Главный парадокс заключается в том, что музыка Баха как раз для такой жизни и создана: по своему назначению это музыка на каждый день. Кантаты (небольшие сочинения для исполнения в церкви) писались еженедельно к воскресной службе; «Страсти по Матфею» написаны к очередной Пасхе, что-то было сочинено в подарок, что-то — в качестве сборника маленьких пьес для разыгрывания между обедом и ужином, что-то — как вступительное испытание при попытке устроиться на работу, что-то сооружено «на случай» из уже имеющейся музыки, как бывает с едой, когда нет времени готовить новое. Один раз Бах музыкально обыгрывает подаренную королем небольшую тему, и десятки раз — духовные песнопения, известные каждому немцу, из которых был сделан тогдашний звуковой фон, как сейчас — из песен в радиоротации.

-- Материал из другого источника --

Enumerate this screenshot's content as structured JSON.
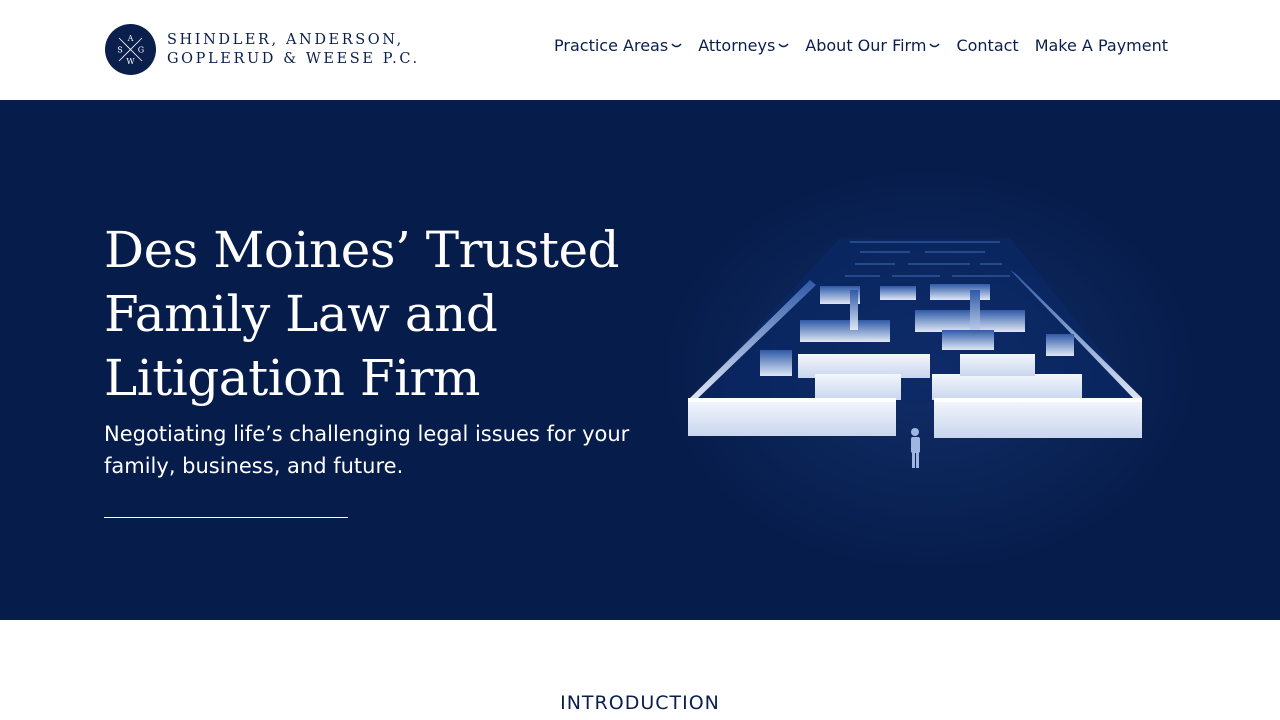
{
  "brand": {
    "monogram": [
      "A",
      "S",
      "G",
      "W"
    ],
    "line1": "SHINDLER, ANDERSON,",
    "line2": "GOPLERUD & WEESE P.C."
  },
  "nav": {
    "items": [
      {
        "label": "Practice Areas",
        "dropdown": true
      },
      {
        "label": "Attorneys",
        "dropdown": true
      },
      {
        "label": "About Our Firm",
        "dropdown": true
      },
      {
        "label": "Contact",
        "dropdown": false
      },
      {
        "label": "Make A Payment",
        "dropdown": false
      }
    ]
  },
  "hero": {
    "title": "Des Moines’ Trusted Family Law and Litigation Firm",
    "subtitle": "Negotiating life’s challenging legal issues for your family, business, and future.",
    "image_icon": "maze-illustration"
  },
  "intro": {
    "label": "INTRODUCTION"
  },
  "colors": {
    "navy": "#061c4a",
    "text_dark": "#0b1f4d",
    "white": "#ffffff",
    "maze_light": "#dfe7f5"
  }
}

Фантастическая сила музыки Баха именно в том, что в большинстве случаев она уходит от мизансцены концерта: артист и публика, пришедшая послушать. Она почти всегда или служит другой цели, или вообще никакой — а значит, обладает актуальностью, не имеющей аналога. Она очень близко от нас, как прикладная бытовая музыка, но парадоксально лежит от нее на противоположном конце спектра по содержательности, кругу тем, которыми оперирует, и властному вторжению в эмоции слушателя. Она во всем принадлежит своей эпохе — миру барокко с его вниманием к сильным чувствам, причуде до вычурности, с любовью к символам и шифрованию, таинственности, игре смыслов и сложных симметрий. При этом она современна, как физическое устройство человека, общее для жителей Лейпцига, пришедших в Церковь св. Фомы в Страстную пятницу 1727 г., и для нас, пассажиров московского метро.

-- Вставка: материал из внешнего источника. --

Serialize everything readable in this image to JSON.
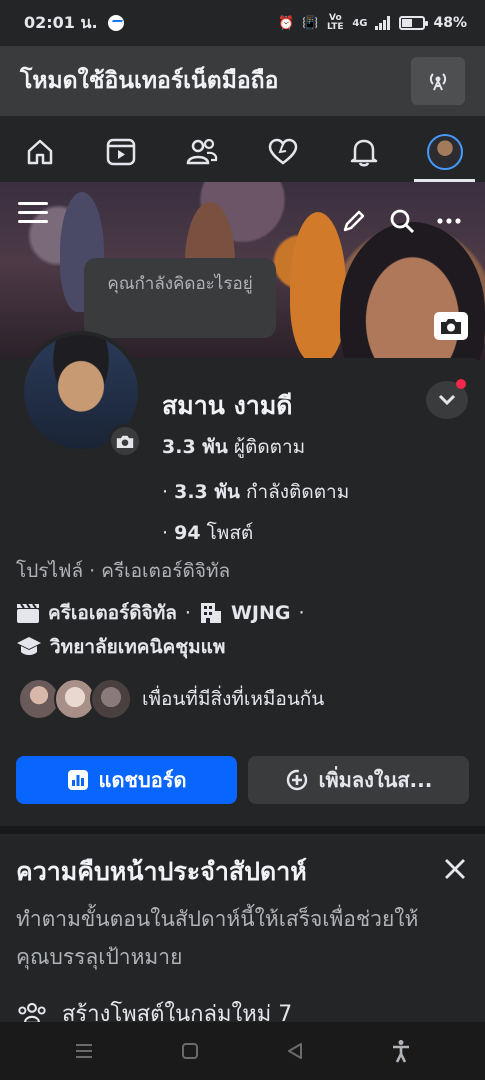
{
  "status_bar": {
    "time": "02:01 น.",
    "network": "4G",
    "volte": "Vo LTE",
    "battery_percent": "48%",
    "battery_level": 0.48
  },
  "mode_bar": {
    "title": "โหมดใช้อินเทอร์เน็ตมือถือ"
  },
  "nav_tabs": [
    "home-icon",
    "video-icon",
    "friends-icon",
    "dating-icon",
    "bell-icon",
    "profile-avatar"
  ],
  "cover": {
    "composer_prompt": "คุณกำลังคิดอะไรอยู่"
  },
  "profile": {
    "name": "สมาน งามดี",
    "followers_count": "3.3 พัน",
    "followers_label": "ผู้ติดตาม",
    "following_count": "3.3 พัน",
    "following_label": "กำลังติดตาม",
    "posts_count": "94",
    "posts_label": "โพสต์",
    "subtitle": "โปรไฟล์ · ครีเอเตอร์ดิจิทัล",
    "category": "ครีเอเตอร์ดิจิทัล",
    "workplace": "WJNG",
    "education": "วิทยาลัยเทคนิคชุมแพ",
    "mutual_text": "เพื่อนที่มีสิ่งที่เหมือนกัน"
  },
  "buttons": {
    "dashboard": "แดชบอร์ด",
    "add_story": "เพิ่มลงในส..."
  },
  "weekly": {
    "title": "ความคืบหน้าประจำสัปดาห์",
    "description": "ทำตามขั้นตอนในสัปดาห์นี้ให้เสร็จเพื่อช่วยให้คุณบรรลุเป้าหมาย",
    "task": "สร้างโพสต์ในกลุ่มใหม่ 7"
  },
  "colors": {
    "accent": "#0866ff",
    "background": "#242526",
    "notification_dot": "#f02849"
  }
}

Большую часть жизни Бах проработал для церкви, и его светская музыка почти всегда дышит тем же воздухом. В какой-то степени ее актуальность связана именно с этим.

Музыка Баха во многом воплощает идеи Реформации в их идеальном, лабораторном состоянии. Ей удалось претворить их в том совершенном виде, в каком мысль находится до реализации. Одна из главных инициатив Лютера, как известно — перевод Библии на немецкий, а книгопечатание послужило тому, что Писание в абсолютно понятном виде сделалось доступно любому человеку. Реформа Лютера коснулась и церковной музыки: отказавшись от католического многоголосия, она возрождает хорал. Если сравнить католическое пение XVI века с протестантским, кажется, что Лютер забетонировал розарий: на место каллиграфической многоуровневой вязи песнопений приходит одна-единственная, ничем не украшенная мелодия, совсем простая, не требующая умения. Ее должны были петь не певчие, а именно прихожане: паства, пришедшая в церковь и обращающаяся к господу сама, на том же немецком, что дома.

Эта суровая нитка вместо золотой канители объясняется не просто стремлением к скромности. Бог приходил к лютеранам уже не посредством зрения — храмовой архитектуры, изображений, изваяний, резьбы — но через слух. Он делает шаг в сферу невидимого и всеприсутствующего: в сторону слова, которое нигде и повсюду, что очень понятно нам, с нашими облачными хранилищами и электронной почтой. Кажется, слово ничтожно в сравнении с фреской: в отличие от нее, остающейся навечно, слово произнесено и тает в воздухе. Напечатанное, оно является набором палочек и перекладин, работая только с тем, кто знает код. И все-таки каждый из нас когда-то отказался от книжки с картинками, чувствуя гигантскую силу этого кода, свободу и вечную молодость слова: оно точнее, гибче, универсальнее; как все незримое, оно неуязвимо.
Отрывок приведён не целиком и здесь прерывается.